I do not possess a very satisfactory answer to this question. Yes, this is a very fundamental question. But, I do not think that anybody can give a very definitive answer to this question. You note that the leading lights of the movement at that time are also complaining today. They are giving clear vent to their unease. The AKP regime could have continued on the same democratic path. It would have been in a much more comfortable position today. Everything was moving in its favour, including the 2011 elections. Why did it prefer to move so far down the road of polarisation? Trust me, I cannot find a reasonable and logical reason.

- Professor Özbudun, how old are you?

(Replies in laughter) I was born in 1937, so I am 79.

- Do you sense within you that, “I have missed that train and I will not see that democratic constitution?”

Naturally enough, I get the feeling that I will not. As the late Çetin Altan put it, I do not think I will see it, anyhow, on account of my age. Had the 2007 draft not suffered a train wreck, had it been approved following a little further improvement and discussion in society, I would not be having this discussion with you today. The events in the South East would probably not be taking place today.

- How will curfews lasting more than a hundred days affect Turkey’s legal standing?

The internal security law recently enacted transfers certain powers held by the judiciary to the administrative authorities. There is a provision in our Constitution as to “Fully and partially suspending basic rights under extraordinary circumstances.” Here, for example, the freedom to travel has been in a state of suspension for a very long time. This can only happen if a state of emergency is declared. But no state of emergency is in existence. The ordinary state of affairs remains in force and the administrative authorities are imposing these bans, not the judiciary. From wherever you look, an increasing disregard for the rules of law is apparent. This is the point that should arouse concern. Not even a contrived regard for the law is shown. A state of emergency could well have been declared – the preconditions existed – this could have been done in the text-book fashion at the time. That no need was felt even to pretend to go by the book is also one of the tokens of the situation we find ourselves in.

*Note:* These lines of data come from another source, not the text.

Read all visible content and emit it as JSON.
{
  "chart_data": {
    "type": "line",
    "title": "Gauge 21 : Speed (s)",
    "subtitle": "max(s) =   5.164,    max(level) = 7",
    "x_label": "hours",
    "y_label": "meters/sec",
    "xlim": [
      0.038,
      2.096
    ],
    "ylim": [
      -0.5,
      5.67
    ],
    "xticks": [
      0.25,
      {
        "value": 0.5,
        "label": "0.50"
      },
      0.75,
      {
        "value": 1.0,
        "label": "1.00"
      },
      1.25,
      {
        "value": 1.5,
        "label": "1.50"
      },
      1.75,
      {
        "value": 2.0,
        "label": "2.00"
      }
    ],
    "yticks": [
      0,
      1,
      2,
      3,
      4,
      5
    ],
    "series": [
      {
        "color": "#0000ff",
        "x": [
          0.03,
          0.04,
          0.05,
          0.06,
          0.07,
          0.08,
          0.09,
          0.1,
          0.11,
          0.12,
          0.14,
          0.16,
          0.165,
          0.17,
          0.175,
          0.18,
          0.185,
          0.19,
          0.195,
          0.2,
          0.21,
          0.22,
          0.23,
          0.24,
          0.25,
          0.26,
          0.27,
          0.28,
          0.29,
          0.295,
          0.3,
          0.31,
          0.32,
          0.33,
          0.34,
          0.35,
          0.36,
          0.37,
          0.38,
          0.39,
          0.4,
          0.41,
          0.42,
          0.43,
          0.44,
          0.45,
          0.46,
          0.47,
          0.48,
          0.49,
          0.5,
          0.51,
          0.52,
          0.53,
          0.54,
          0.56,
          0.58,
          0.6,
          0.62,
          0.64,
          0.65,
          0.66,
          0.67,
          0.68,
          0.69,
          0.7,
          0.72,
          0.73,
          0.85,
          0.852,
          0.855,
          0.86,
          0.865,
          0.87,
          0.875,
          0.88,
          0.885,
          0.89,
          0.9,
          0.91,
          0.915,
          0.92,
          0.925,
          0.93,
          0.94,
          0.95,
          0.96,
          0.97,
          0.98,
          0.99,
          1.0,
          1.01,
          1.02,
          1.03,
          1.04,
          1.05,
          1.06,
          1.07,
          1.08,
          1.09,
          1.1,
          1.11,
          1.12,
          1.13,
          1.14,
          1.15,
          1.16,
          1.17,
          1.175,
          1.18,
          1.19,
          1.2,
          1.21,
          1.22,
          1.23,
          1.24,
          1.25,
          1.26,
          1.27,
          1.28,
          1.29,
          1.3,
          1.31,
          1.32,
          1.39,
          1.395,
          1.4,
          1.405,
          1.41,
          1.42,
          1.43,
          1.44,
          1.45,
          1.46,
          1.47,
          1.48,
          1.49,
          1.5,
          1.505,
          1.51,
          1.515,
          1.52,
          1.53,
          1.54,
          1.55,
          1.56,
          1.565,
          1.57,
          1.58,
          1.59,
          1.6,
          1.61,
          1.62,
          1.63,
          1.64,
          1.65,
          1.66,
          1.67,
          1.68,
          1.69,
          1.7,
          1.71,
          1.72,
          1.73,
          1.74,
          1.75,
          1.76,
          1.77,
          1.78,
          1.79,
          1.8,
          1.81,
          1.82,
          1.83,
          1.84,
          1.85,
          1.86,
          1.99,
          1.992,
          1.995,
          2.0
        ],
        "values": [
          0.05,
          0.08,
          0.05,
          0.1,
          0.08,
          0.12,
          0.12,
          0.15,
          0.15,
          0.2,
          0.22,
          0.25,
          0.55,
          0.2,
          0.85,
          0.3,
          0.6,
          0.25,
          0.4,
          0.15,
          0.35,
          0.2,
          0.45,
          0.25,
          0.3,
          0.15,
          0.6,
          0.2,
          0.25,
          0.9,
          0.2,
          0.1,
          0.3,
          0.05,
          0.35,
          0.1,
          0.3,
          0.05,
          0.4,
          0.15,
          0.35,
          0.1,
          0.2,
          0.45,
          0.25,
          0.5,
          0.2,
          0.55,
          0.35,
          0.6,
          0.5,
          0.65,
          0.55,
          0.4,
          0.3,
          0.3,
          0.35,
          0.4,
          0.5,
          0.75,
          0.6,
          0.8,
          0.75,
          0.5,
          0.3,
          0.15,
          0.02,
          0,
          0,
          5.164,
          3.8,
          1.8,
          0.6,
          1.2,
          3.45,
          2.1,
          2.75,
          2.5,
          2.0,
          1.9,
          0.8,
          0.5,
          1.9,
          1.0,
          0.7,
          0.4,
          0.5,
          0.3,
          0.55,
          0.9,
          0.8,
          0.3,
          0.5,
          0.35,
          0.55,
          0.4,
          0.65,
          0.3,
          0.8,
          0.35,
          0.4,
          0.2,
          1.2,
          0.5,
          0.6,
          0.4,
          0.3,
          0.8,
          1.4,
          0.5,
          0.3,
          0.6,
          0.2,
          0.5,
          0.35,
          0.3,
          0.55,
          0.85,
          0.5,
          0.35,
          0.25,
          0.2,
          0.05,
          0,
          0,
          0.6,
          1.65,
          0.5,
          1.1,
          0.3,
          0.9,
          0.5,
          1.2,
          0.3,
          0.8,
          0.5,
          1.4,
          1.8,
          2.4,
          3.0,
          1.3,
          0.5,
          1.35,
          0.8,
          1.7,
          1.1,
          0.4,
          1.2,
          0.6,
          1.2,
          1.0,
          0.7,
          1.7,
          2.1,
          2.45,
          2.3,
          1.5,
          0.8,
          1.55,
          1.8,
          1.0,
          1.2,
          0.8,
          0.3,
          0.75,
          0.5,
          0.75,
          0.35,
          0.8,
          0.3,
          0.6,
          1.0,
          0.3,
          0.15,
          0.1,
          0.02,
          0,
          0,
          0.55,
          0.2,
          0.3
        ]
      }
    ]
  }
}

- Do you maintain your belief in a happy end in which the law will be applied as it deserves to be?

I do not hold great hopes for the next few years. But, Turkey is full of surprises. The June elections aroused hope and optimism. A three-party coalition that would have conducted a democratic spring cleaning could have been formed. The HDP could also have given external support. The opposition, chiefly the MHP, wasted this opportunity. It is not that Turkey is deprived of opportunities to conduct democratic spring cleaning and it may be presented with such opportunities in the future. I trust our people’s common sense. Let us hope for the best. As Çetin Altan would have put it, let us keep our chins up.